What changed in practice
The useful outcome was not one magic optimization. It was a stack of smaller decisions that worked together.
One change was already live in production during this work: the company search path moved onto the backup table and gained a debounce.
The other changes were validated directly through query measurements and were straightforward next steps:
- use structured daily backups for queries that do not need immediate freshness
- keep raw export tables for paths where freshness is genuinely part of the product requirement
- remove joins that no longer change the business outcome
- debounce search-heavy inputs so the client generates fewer redundant requests
That combination cut scan cost aggressively while improving the experience users actually felt.
The product did not become less responsive.
It became more disciplined.
Takeaways
On Firebase and BigQuery stacks, the expensive part is often not one obviously bad query.
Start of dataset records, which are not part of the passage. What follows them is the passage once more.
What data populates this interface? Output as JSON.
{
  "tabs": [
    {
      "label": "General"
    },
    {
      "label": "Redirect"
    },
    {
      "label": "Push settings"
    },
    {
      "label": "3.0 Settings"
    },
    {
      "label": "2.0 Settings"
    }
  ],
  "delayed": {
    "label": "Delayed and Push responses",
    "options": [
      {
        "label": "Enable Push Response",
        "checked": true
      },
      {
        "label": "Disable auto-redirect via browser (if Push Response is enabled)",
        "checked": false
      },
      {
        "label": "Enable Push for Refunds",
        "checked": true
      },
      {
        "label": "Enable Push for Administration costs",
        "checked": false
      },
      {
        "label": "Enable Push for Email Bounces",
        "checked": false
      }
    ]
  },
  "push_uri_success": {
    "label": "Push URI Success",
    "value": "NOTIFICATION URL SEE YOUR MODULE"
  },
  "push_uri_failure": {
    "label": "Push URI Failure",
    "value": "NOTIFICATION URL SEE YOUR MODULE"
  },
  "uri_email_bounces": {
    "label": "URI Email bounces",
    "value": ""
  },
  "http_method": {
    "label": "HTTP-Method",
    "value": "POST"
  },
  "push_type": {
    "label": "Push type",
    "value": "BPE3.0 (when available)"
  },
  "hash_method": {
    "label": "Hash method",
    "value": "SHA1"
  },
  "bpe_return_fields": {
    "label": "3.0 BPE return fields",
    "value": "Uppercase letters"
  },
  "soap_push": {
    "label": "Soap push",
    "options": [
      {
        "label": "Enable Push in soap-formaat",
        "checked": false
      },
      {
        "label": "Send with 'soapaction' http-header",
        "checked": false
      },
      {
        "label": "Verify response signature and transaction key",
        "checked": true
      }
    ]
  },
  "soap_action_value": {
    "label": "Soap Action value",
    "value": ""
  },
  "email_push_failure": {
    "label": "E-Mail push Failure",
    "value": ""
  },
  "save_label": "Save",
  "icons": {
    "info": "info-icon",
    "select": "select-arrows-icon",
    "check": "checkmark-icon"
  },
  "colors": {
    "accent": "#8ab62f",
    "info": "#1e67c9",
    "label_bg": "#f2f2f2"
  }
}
It is the quiet combination of convenience, freshness, and frequency.
The practical lessons I would keep are:
- treat real-time freshness as a product decision, not a default
- prefer structured backup tables when they are fresh enough for the job
- optimize high-frequency paths before chasing low-volume wins
- add debounce where live search would otherwise spam the backend
- make query readability part of FinOps discipline, not just code style
Google’s own BigQuery cost optimization guidance points in the same direction.
What this case study made clear is that the biggest gains often come from combining infrastructure choices, SQL simplification, and product-level interaction design.
That is what made this work effective: fewer bytes, fewer calls, and a smoother product at the same time.